As pointed out by Fuji, Shuji Yano and Jin Eto were also authorized to "act in the Corporation’s - Thus, Fuji substantially complied with the requirements of verification and certification
name, place and stead to determine, propose, agree, decide, do, and perform any and all of the against forum shopping.
following: . . . 5. Such other matters as may aid in the prompt disposition of the action.” -
Considering that the subsequent proceeding that may arise from the petition for certiorari with
the Court of Appeals is the filing of a petition for review with this court, Fuji substantially
complied with the procedural requirement.

On the issue of whether Shuji Yano validly delegated his authority to Corazon, Article
1892 of the Civil Code of the Philippines states:

ART. 1892. The agent may appoint a substitute if the principal has not prohibited him from
doing so; but he shall be responsible for the acts of the substitute:
(1) When he was not given the power to appoint one;
(2) When he was given such power, but without designating the person, and the person
appointed was notoriously incompetent or insolvent. All acts of the substitute appointed
against the prohibition of the principal shall be void.

The secretary’s certificate does not state that Shuji Yano is prohibited from appointing a
substitute. In fact, he is empowered to do acts that will aid in the resolution of this case.

This court has recognized that there are instances when officials or employees of a corporation
can sign the verification and certification against forum shopping without a board resolution.
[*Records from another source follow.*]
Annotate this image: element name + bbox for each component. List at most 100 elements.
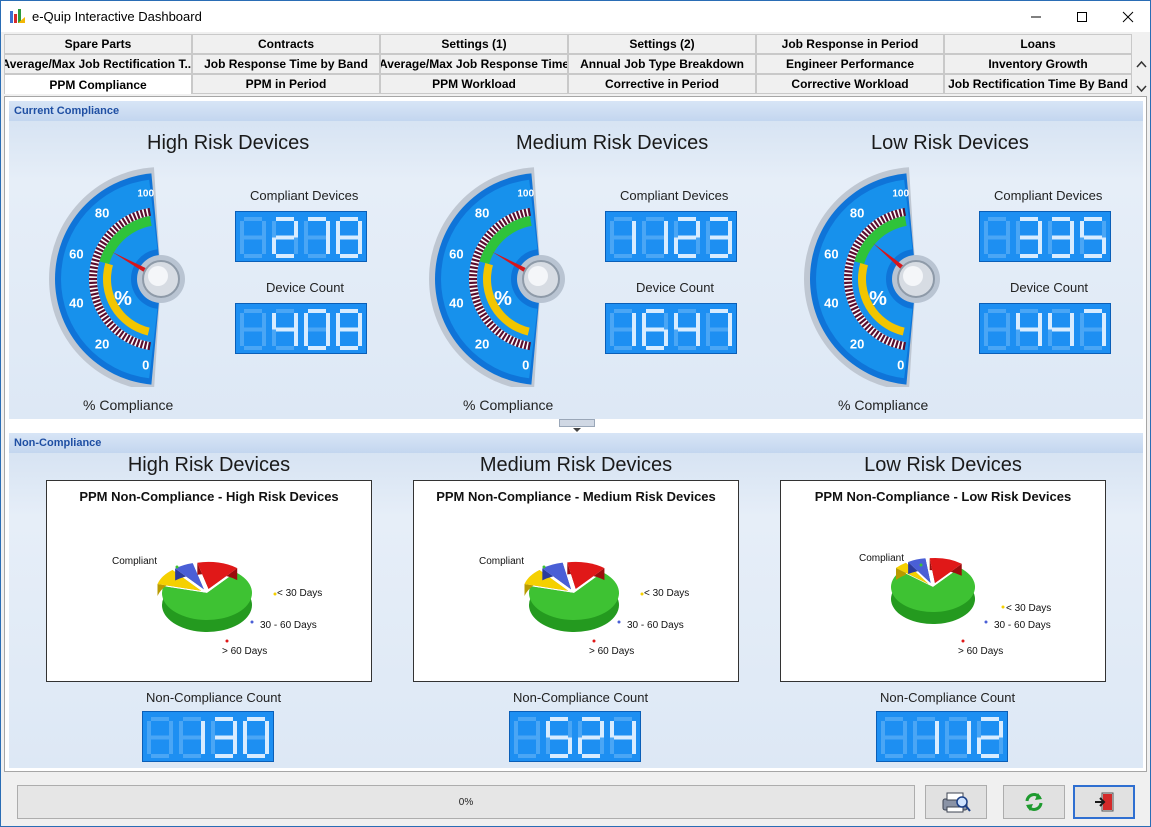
- low-risk-pie-chart: PPM Non-Compliance - Low Risk Devices Com…: [780, 480, 1106, 682]
- pie-slice-30-60-days: [542, 562, 572, 590]
- print-preview-button[interactable]: [925, 785, 987, 819]
- pie-label-marker: [273, 592, 277, 596]
- gauge-tick-label: 20: [475, 336, 489, 351]
- gauge-tick-label: 0: [897, 358, 904, 373]
- pie-label-marker: [640, 592, 644, 596]
- tab-settings-1[interactable]: Settings (1): [380, 34, 568, 54]
- pie-slice-30-60-days: [908, 558, 931, 584]
- tab-annual-job-type-breakdown[interactable]: Annual Job Type Breakdown: [568, 54, 756, 74]
- medium-risk-pie-chart: PPM Non-Compliance - Medium Risk Devices…: [413, 480, 739, 682]
- tab-ppm-workload[interactable]: PPM Workload: [380, 74, 568, 94]
- gauge-tick-label: 80: [95, 206, 109, 221]
- tab-loans[interactable]: Loans: [944, 34, 1132, 54]
- high-risk-pie-chart: PPM Non-Compliance - High Risk Devices Co…: [46, 480, 372, 682]
- tab-inventory-growth[interactable]: Inventory Growth: [944, 54, 1132, 74]
- tab-ppm-compliance[interactable]: PPM Compliance: [4, 74, 192, 94]
- pie-label: 30 - 60 Days: [627, 620, 684, 631]
- tab-job-rectification-time-by-band[interactable]: Job Rectification Time By Band: [944, 74, 1132, 94]
- low-risk-gauge-label: % Compliance: [838, 397, 929, 413]
- non-compliance-panel: Non-Compliance High Risk Devices PPM Non-…: [9, 433, 1143, 768]
- scroll-down-icon[interactable]: [1133, 79, 1150, 99]
- minimize-icon: [1031, 16, 1041, 17]
- medium-noncompliance-lcd: 524: [509, 711, 641, 762]
- tab-corrective-workload[interactable]: Corrective Workload: [756, 74, 944, 94]
- pie-label: < 30 Days: [1006, 603, 1052, 614]
- gauge-tick-label: 100: [892, 188, 909, 199]
- low-compliant-lcd: 335: [979, 211, 1111, 262]
- high-device-count-label: Device Count: [266, 280, 345, 295]
- medium-risk-gauge-label: % Compliance: [463, 397, 554, 413]
- low-risk-title: Low Risk Devices: [871, 132, 1029, 154]
- refresh-button[interactable]: [1003, 785, 1065, 819]
- pie-slice-30-days: [896, 562, 929, 584]
- tab-engineer-performance[interactable]: Engineer Performance: [756, 54, 944, 74]
- maximize-icon: [1077, 11, 1087, 22]
- high-risk-gauge-label: % Compliance: [83, 397, 174, 413]
- window-title: e-Quip Interactive Dashboard: [32, 9, 202, 24]
- high-noncompliance-count-label: Non-Compliance Count: [146, 690, 282, 705]
- pie-slice-60-days: [197, 561, 238, 589]
- tab-ppm-in-period[interactable]: PPM in Period: [192, 74, 380, 94]
- low-compliant-label: Compliant Devices: [994, 188, 1103, 203]
- medium-device-count-lcd: 1647: [605, 303, 737, 354]
- gauge-tick-label: 40: [69, 295, 83, 310]
- pie-label-marker: [592, 639, 596, 643]
- gauge-tick-label: 60: [449, 247, 463, 262]
- pie-slice-30-days: [524, 569, 569, 591]
- pie-label-marker: [225, 639, 229, 643]
- gauge-unit: %: [494, 288, 512, 310]
- pie-label-marker: [617, 620, 621, 624]
- refresh-icon: [1025, 793, 1043, 811]
- gauge-tick-label: 100: [517, 188, 534, 199]
- tab-job-response-time-by-band[interactable]: Job Response Time by Band: [192, 54, 380, 74]
- gauge-tick-label: 80: [850, 206, 864, 221]
- pie-label: < 30 Days: [644, 588, 690, 599]
- exit-button[interactable]: [1073, 785, 1135, 819]
- medium-compliant-lcd: 1123: [605, 211, 737, 262]
- chart-title: PPM Non-Compliance - Medium Risk Devices: [436, 489, 716, 504]
- exit-icon: [1095, 792, 1114, 812]
- pie-slice-compliant: [529, 572, 619, 620]
- progress-text: 0%: [458, 796, 474, 808]
- pie-label-marker: [175, 565, 179, 569]
- gauge-tick-label: 40: [824, 295, 838, 310]
- tab-job-response-in-period[interactable]: Job Response in Period: [756, 34, 944, 54]
- pie-label-marker: [984, 620, 988, 624]
- gauge-unit: %: [869, 288, 887, 310]
- medium-risk-gauge: 0 20 40 60 80 100%: [429, 167, 565, 387]
- pie-slice-compliant: [162, 572, 252, 620]
- medium-device-count-label: Device Count: [636, 280, 715, 295]
- progress-bar: 0%: [17, 785, 915, 819]
- scroll-up-icon[interactable]: [1133, 54, 1150, 74]
- tab-average-max-job-rectification-t[interactable]: Average/Max Job Rectification T...: [4, 54, 192, 74]
- tab-corrective-in-period[interactable]: Corrective in Period: [568, 74, 756, 94]
- pie-label-marker: [542, 565, 546, 569]
- tab-settings-2[interactable]: Settings (2): [568, 34, 756, 54]
- tab-strip: Spare Parts Contracts Settings (1) Settings…: [1, 34, 1150, 96]
- title-bar: e-Quip Interactive Dashboard: [1, 1, 1150, 32]
- pie-label: Compliant: [479, 556, 525, 567]
- minimize-button[interactable]: [1013, 1, 1059, 32]
- high-risk-gauge: 0 20 40 60 80 100%: [49, 167, 185, 387]
- pie-label: Compliant: [112, 556, 158, 567]
- gauge-tick-label: 20: [850, 336, 864, 351]
- medium-noncompliance-count-label: Non-Compliance Count: [513, 690, 649, 705]
- tab-contracts[interactable]: Contracts: [192, 34, 380, 54]
- gauge-tick-label: 100: [137, 188, 154, 199]
- high-noncompliance-lcd: 130: [142, 711, 274, 762]
- medium-compliant-label: Compliant Devices: [620, 188, 729, 203]
- current-compliance-panel: Current Compliance High Risk Devices 0 20 4…: [9, 101, 1143, 419]
- low-device-count-lcd: 447: [979, 303, 1111, 354]
- pie-label: > 60 Days: [958, 646, 1004, 657]
- tab-spare-parts[interactable]: Spare Parts: [4, 34, 192, 54]
- app-logo-icon: [10, 9, 25, 23]
- current-compliance-header: Current Compliance: [9, 101, 1143, 121]
- tab-average-max-job-response-time[interactable]: Average/Max Job Response Time: [380, 54, 568, 74]
- non-compliance-header: Non-Compliance: [9, 433, 1143, 453]
- panel-splitter[interactable]: [559, 419, 595, 432]
- maximize-button[interactable]: [1059, 1, 1105, 32]
- pie-label-marker: [919, 563, 923, 567]
- close-button[interactable]: [1105, 1, 1151, 32]
- gauge-tick-label: 0: [522, 358, 529, 373]
- pie-label-marker: [961, 639, 965, 643]
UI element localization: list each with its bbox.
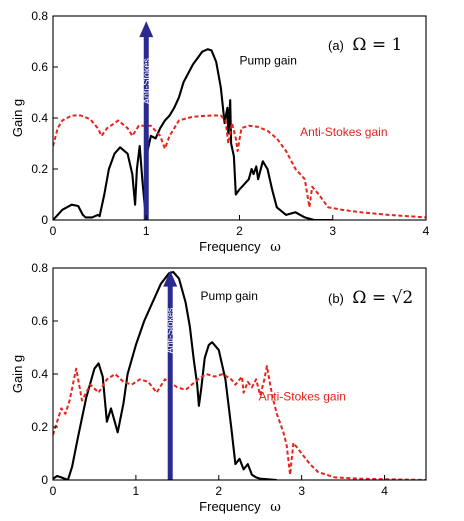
y-tick-label: 0.4 [31,367,48,381]
x-tick-label: 4 [381,484,388,498]
x-tick-label: 1 [143,224,150,238]
anti-stokes-arrow-head [139,21,154,38]
y-tick-label: 0.8 [31,9,48,23]
x-axis-label-symbol: ω [270,500,281,515]
x-axis-label-text: Frequency [199,499,261,514]
x-axis-label: Frequency ω [199,499,281,515]
y-axis-label: Gain g [10,99,25,137]
y-tick-label: 0.4 [31,111,48,125]
y-tick-label: 0.2 [31,162,48,176]
panel-label-prefix: (a) [328,38,344,53]
x-tick-label: 2 [236,224,243,238]
pump-gain-line [53,48,333,220]
x-tick-label: 0 [50,484,57,498]
anti-stokes-gain-line [53,114,426,219]
y-tick-label: 0 [41,473,48,487]
anti-stokes-arrow-label: Anti-Stokes [141,58,151,105]
anti-stokes-gain-line [53,365,426,480]
y-axis-label: Gain g [10,355,25,393]
y-tick-label: 0.8 [31,261,48,275]
chart-panel-a: Anti-Stokes 0 1 2 3 4 0 0.2 0.4 0.6 0.8 Gain g Fr… [10,9,430,255]
x-axis-label: Frequency ω [199,239,281,255]
y-tick-label: 0 [41,213,48,227]
panel-label-eq: Ω = 1 [352,35,402,55]
x-tick-label: 3 [329,224,336,238]
x-tick-label: 4 [423,224,430,238]
anti-stokes-gain-annotation: Anti-Stokes gain [259,390,346,404]
panel-label-prefix: (b) [328,291,344,306]
anti-stokes-arrow-label: Anti-Stokes [165,307,175,354]
x-tick-label: 3 [298,484,305,498]
panel-label: (a) Ω = 1 [328,35,402,55]
chart-panel-b: Anti-Stokes 0 1 2 3 4 0 0.2 0.4 0.6 0.8 Gain g Fr… [10,261,427,515]
panel-label-eq: Ω = √2 [352,288,413,308]
x-tick-label: 2 [215,484,222,498]
pump-gain-line [53,270,277,480]
anti-stokes-arrow-head [163,270,178,287]
anti-stokes-gain-annotation: Anti-Stokes gain [300,125,387,139]
x-axis-label-text: Frequency [199,239,261,254]
panel-label: (b) Ω = √2 [328,288,413,308]
x-tick-label: 1 [133,484,140,498]
pump-gain-annotation: Pump gain [240,53,297,67]
y-tick-label: 0.6 [31,60,48,74]
y-tick-label: 0.2 [31,420,48,434]
x-axis-label-symbol: ω [270,240,281,255]
y-tick-label: 0.6 [31,314,48,328]
pump-gain-annotation: Pump gain [201,289,258,303]
x-tick-label: 0 [50,224,57,238]
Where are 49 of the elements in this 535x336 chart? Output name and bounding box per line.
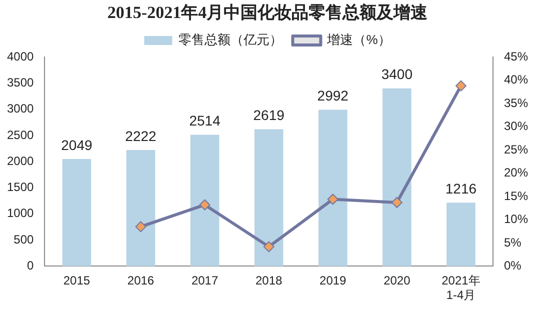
data-label: 2992 (317, 88, 349, 104)
y2-tick-label: 40% (504, 72, 528, 87)
x-tick-label: 2021年 1-4月 (442, 274, 480, 302)
y2-tick-label: 30% (504, 119, 528, 134)
point (135, 221, 146, 232)
point (455, 80, 466, 92)
y-tick-label: 500 (14, 232, 34, 246)
bar (254, 129, 284, 266)
data-label: 2514 (189, 112, 221, 129)
y-tick-label: 2500 (6, 128, 34, 142)
data-label: 3400 (381, 66, 413, 82)
point (199, 199, 210, 210)
bar (446, 202, 476, 266)
x-tick-label: 2018 (255, 274, 283, 288)
data-label: 2619 (253, 107, 285, 124)
data-label: 1216 (445, 180, 477, 196)
bar (318, 110, 348, 266)
y-tick-label: 4000 (6, 49, 34, 64)
y2-tick-label: 0% (504, 258, 522, 273)
y-tick-label: 1000 (6, 206, 34, 220)
bar (126, 150, 156, 266)
point (327, 194, 338, 205)
y-tick-label: 2000 (6, 154, 34, 168)
y2-tick-label: 35% (504, 96, 528, 110)
chart-title: 2015-2021年4月中国化妆品零售总额及增速 (106, 2, 429, 24)
x-tick-label: 2020 (384, 274, 411, 288)
y-tick-label: 3500 (6, 75, 34, 90)
y-tick-label: 1500 (6, 180, 34, 194)
point (391, 197, 402, 208)
y2-tick-label: 5% (504, 235, 522, 250)
y-tick-label: 0 (27, 258, 34, 273)
legend-label: 零售总额（亿元） (178, 32, 283, 48)
data-label: 2049 (61, 136, 92, 153)
y2-tick-label: 10% (504, 212, 528, 226)
data-label: 2222 (125, 128, 157, 144)
legend-label: 增速（%） (326, 32, 391, 48)
point (263, 241, 274, 252)
y2-tick-label: 25% (504, 142, 528, 156)
x-tick-label: 2015 (63, 274, 90, 288)
bar (62, 159, 92, 266)
y2-tick-label: 15% (504, 188, 528, 203)
y-tick-label: 3000 (6, 102, 34, 116)
x-tick-label: 2019 (320, 274, 347, 288)
x-tick-label: 2016 (127, 274, 154, 288)
x-tick-label: 2017 (191, 274, 218, 288)
bar (382, 88, 412, 266)
y2-tick-label: 45% (504, 49, 528, 64)
bar (190, 134, 220, 266)
y2-tick-label: 20% (504, 166, 528, 180)
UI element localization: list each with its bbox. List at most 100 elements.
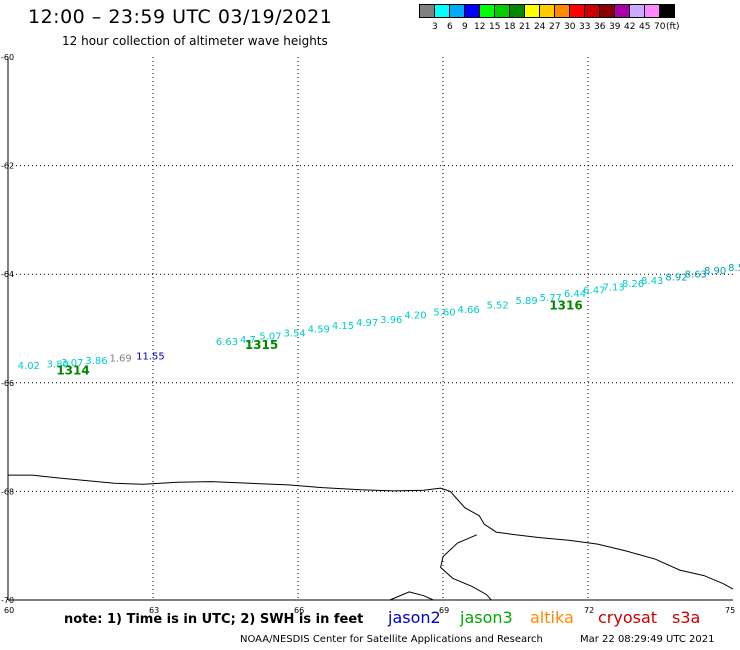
- lon-tick-label: 75: [725, 606, 735, 615]
- legend-swatch: [584, 4, 600, 18]
- legend-swatch: [614, 4, 630, 18]
- legend-swatch: [419, 4, 435, 18]
- legend-value: 15: [489, 22, 501, 32]
- orbit-track-number: 1314: [56, 364, 89, 378]
- wave-height-value: 4.02: [18, 361, 40, 372]
- legend-swatch: [629, 4, 645, 18]
- wave-height-value: 11.55: [136, 351, 165, 362]
- wave-height-value: 4.20: [404, 311, 426, 322]
- legend-value: 12: [474, 22, 486, 32]
- wave-height-value: 4.59: [308, 324, 330, 335]
- wave-height-value: 8.63: [685, 269, 707, 280]
- satellite-jason3: jason3: [460, 608, 513, 627]
- wave-height-value: 4.97: [356, 318, 378, 329]
- wave-height-value: 4.15: [332, 321, 354, 332]
- lon-tick-label: 60: [4, 606, 14, 615]
- lat-tick-label: -64: [1, 270, 14, 279]
- legend-swatches: [419, 4, 675, 18]
- ice-shelf-outline: [440, 534, 492, 601]
- wave-height-value: 8.55: [728, 263, 740, 274]
- timestamp: Mar 22 08:29:49 UTC 2021: [580, 634, 715, 645]
- wave-height-value: 4.7: [240, 335, 256, 346]
- wave-height-value: 5.77: [540, 293, 562, 304]
- legend-swatch: [494, 4, 510, 18]
- legend-swatch: [434, 4, 450, 18]
- credit-text: NOAA/NESDIS Center for Satellite Applica…: [240, 634, 543, 645]
- legend-swatch: [509, 4, 525, 18]
- footer-note: note: 1) Time is in UTC; 2) SWH is in fe…: [64, 612, 364, 627]
- legend-value: 36: [594, 22, 606, 32]
- coastline: [8, 474, 734, 601]
- legend-value: 24: [534, 22, 546, 32]
- wave-height-value: 5.89: [516, 296, 538, 307]
- lat-tick-label: -70: [1, 596, 14, 605]
- legend-value: 30: [564, 22, 576, 32]
- wave-height-value: 6.63: [216, 337, 238, 348]
- legend-value: 39: [609, 22, 621, 32]
- legend-swatch: [449, 4, 465, 18]
- legend-value: 3: [432, 22, 438, 32]
- legend-value: 45: [639, 22, 651, 32]
- orbit-track-number: 1316: [549, 298, 582, 312]
- lat-tick-label: -66: [1, 379, 14, 388]
- legend-swatch: [554, 4, 570, 18]
- legend-value: 27: [549, 22, 561, 32]
- wave-height-value: 8.43: [641, 276, 663, 287]
- wave-height-value: 3.54: [284, 329, 306, 340]
- wave-height-value: 6.47: [583, 286, 605, 297]
- map-subtitle: 12 hour collection of altimeter wave hei…: [62, 34, 328, 48]
- wave-height-value: 3.96: [380, 315, 402, 326]
- wave-height-value: 3.86: [85, 356, 107, 367]
- legend-swatch: [524, 4, 540, 18]
- legend-value: 42: [624, 22, 636, 32]
- map-title: 12:00 – 23:59 UTC 03/19/2021: [28, 6, 333, 28]
- orbit-track-labels: 1314 1315 1316: [56, 298, 582, 377]
- legend-swatch: [569, 4, 585, 18]
- legend-value: 33: [579, 22, 591, 32]
- legend-swatch: [644, 4, 660, 18]
- legend-labels: 3 6 9 12 15 18 21 24 27 30 33 36 39 42 45 70 (ft): [420, 22, 740, 34]
- lon-tick-label: 66: [294, 606, 304, 615]
- wave-height-value: 1.69: [110, 354, 132, 365]
- legend-swatch: [479, 4, 495, 18]
- lon-tick-label: 72: [584, 606, 594, 615]
- wave-height-value: 8.90: [704, 266, 726, 277]
- wave-height-value: 3.07: [61, 358, 83, 369]
- island-outline: [389, 591, 434, 601]
- legend-value: 18: [504, 22, 516, 32]
- wave-height-value: 8.26: [622, 279, 644, 290]
- satellite-altika: altika: [530, 608, 574, 627]
- legend-value: 9: [462, 22, 468, 32]
- legend-value: 70: [654, 22, 666, 32]
- lat-tick-label: -68: [1, 487, 14, 496]
- wave-height-value: 5.60: [433, 307, 455, 318]
- lon-tick-label: 69: [439, 606, 449, 615]
- color-legend: 3 6 9 12 15 18 21 24 27 30 33 36 39 42 45 70 (ft): [419, 4, 680, 32]
- satellite-cryosat: cryosat: [598, 608, 658, 627]
- satellite-jason2: jason2: [388, 608, 441, 627]
- legend-swatch: [464, 4, 480, 18]
- wave-height-value: 6.44: [564, 289, 586, 300]
- legend-unit: (ft): [666, 22, 680, 32]
- legend-swatch: [539, 4, 555, 18]
- lat-tick-label: -60: [1, 53, 14, 62]
- wave-height-value: 5.07: [259, 331, 281, 342]
- legend-value: 6: [447, 22, 453, 32]
- legend-value: 21: [519, 22, 531, 32]
- wave-height-value: 4.66: [458, 305, 480, 316]
- legend-swatch: [659, 4, 675, 18]
- antarctic-coastline: [8, 474, 734, 590]
- wave-height-observations: 4.02 3.803.07 3.86 1.69 11.55 6.63 4.7 5.07 3.54…: [18, 263, 740, 372]
- wave-height-value: 7.13: [603, 282, 625, 293]
- graticule: [7, 57, 733, 601]
- satellite-s3a: s3a: [672, 608, 701, 627]
- wave-height-value: 3.80: [47, 360, 69, 371]
- lat-tick-label: -62: [1, 162, 14, 171]
- wave-height-value: 8.92: [665, 273, 687, 284]
- lon-tick-label: 63: [149, 606, 159, 615]
- legend-swatch: [599, 4, 615, 18]
- wave-height-value: 5.52: [487, 300, 509, 311]
- orbit-track-number: 1315: [245, 338, 278, 352]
In Cagayan Valley Drug Corporation v. CIR,108 it was held that:

In sum, we have held that the following officials or employees of the company can sign the
verification and certification without need of a board resolution:
(1) the Chairperson of the Board of Directors,
(2) the President of a corporation,
(3) the General Manager or Acting General Manager,
(4) Personnel Officer, and
(5) an Employment Specialist in a labor case.

While the above cases do not provide a complete listing of authorized signatories to the
verification and certification required by the rules, the determination of the sufficiency of the
authority was done on a case to case basis.

The rationale applied in the foregoing cases is to justify the authority of corporate officers or
representatives of the corporation to sign the verification or certificate against forum shopping,
being ‘in a position to verify the truthfulness and correctness of the allegations in the petition.’